After opening markets, privatizing industry, and promoting austerity, 128 million people in Latin America and the Caribbean, one-fourth of the region's population, still live on less than $2 a day, according to the World Bank.

A Venezuelan, Ricardo Hausmann, a Harvard professor and one of the founders in 1989 of the ''Washington Consensus" aimed at spurring growth through open markets, has criticized the outcome as one of ''deep reforms, lousy growth."

Graciela R?mer, a sociologist and public opinion analyst interviewed by telephone from Buenos Aires, said a profound frustration, highlighted by the summit's themes of jobs and better governance, is ''why for 20 years we've been talking about the same things and the problems are getting worse."

Current anti-American feeling, she said, has nothing to do with ''nationalism of the 1970s -- it's tied to the failure of policies implemented in the region in the 1990s."

Rank-and-file Latin Americans are not alone to be affected by the growing gap between rich and poor who have taken a dim view of the United States and its leadership. A survey released this week by Zogby International, the US-based polling group, found that just 17 percent of business, government, and academic leaders in six Latin American nations had given Bush a positive rating.

A major factor in Washington's plummeting influence in the region is ''a sense that the US was hypocritical in the way it promoted human rights and democracy [until] US security was in the picture," Hakim said.
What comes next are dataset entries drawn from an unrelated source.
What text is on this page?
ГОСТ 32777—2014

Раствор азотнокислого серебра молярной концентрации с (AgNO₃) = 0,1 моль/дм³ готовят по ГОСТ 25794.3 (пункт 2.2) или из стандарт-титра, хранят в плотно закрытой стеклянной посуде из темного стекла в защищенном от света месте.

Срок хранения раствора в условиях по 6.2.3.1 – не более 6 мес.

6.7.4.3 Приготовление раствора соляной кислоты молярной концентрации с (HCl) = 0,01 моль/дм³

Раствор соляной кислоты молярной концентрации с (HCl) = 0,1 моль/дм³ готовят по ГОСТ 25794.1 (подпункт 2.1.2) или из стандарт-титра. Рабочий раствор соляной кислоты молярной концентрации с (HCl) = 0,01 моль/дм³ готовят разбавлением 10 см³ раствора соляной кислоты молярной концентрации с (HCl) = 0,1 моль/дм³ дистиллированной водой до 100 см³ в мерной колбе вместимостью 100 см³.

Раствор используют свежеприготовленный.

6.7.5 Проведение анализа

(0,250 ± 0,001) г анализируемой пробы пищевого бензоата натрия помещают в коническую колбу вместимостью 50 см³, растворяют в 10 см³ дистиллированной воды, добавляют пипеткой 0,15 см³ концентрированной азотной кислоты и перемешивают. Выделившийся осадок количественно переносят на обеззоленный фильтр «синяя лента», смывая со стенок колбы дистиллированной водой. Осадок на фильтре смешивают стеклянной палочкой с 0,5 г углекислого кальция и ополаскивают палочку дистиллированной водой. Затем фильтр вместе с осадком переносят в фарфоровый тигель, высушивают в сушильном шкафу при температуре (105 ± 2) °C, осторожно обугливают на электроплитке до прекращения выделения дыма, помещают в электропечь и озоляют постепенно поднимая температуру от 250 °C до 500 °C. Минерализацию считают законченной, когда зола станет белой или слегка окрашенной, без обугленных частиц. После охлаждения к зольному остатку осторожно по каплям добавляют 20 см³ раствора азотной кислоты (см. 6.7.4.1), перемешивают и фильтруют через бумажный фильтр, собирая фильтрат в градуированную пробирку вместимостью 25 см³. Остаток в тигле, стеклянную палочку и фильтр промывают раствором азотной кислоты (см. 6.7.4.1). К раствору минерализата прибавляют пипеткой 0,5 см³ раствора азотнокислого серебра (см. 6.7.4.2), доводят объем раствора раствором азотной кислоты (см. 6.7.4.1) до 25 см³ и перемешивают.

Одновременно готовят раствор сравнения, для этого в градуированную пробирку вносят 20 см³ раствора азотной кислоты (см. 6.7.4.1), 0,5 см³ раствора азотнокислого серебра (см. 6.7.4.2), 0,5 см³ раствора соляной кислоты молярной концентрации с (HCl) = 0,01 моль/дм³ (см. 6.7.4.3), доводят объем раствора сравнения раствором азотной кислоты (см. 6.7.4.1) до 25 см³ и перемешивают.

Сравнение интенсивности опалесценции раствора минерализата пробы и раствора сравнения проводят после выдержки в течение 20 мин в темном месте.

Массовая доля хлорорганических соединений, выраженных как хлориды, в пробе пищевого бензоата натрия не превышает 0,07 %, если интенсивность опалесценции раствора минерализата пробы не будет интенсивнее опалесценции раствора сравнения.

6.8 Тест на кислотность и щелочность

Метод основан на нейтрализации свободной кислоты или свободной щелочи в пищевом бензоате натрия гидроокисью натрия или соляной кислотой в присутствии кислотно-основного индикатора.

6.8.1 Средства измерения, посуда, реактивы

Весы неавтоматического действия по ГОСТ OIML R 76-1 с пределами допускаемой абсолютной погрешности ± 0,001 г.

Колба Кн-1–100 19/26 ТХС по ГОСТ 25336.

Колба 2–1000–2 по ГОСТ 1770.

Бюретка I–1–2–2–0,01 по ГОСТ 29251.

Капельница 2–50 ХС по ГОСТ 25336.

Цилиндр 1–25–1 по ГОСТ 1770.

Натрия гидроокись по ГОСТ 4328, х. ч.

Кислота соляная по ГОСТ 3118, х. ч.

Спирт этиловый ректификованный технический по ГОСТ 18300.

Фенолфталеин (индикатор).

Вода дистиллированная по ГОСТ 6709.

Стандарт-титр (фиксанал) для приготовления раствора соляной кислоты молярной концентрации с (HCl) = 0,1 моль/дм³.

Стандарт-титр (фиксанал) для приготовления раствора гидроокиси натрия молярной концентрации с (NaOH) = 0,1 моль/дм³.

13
He added that anti-Americanism in Latin America ''only resurfaced with the war in Iraq and the Abu Ghraib and Guantanamo scandals" involving detainee abuse, Hakim said.

Even in Colombia, where the United States has invested more than $3 billion in the war on drugs, and whose leadership is perhaps most aligned with the United States, observers say they expect nothing to come out of the summit.

''Bush's head is in Iraq and the United States, not in the problems of this hemisphere," said Mauricio Cardenas, executive director of Fedesarrollo, a social science research institute in Bogota. ''Free trade was the motor driving these summits, but now that's paralyzed . . . and Latin America is not the priority of the US at this moment."

Correspondent Brian Byrnes contributed from Mar del Plata, Argentina.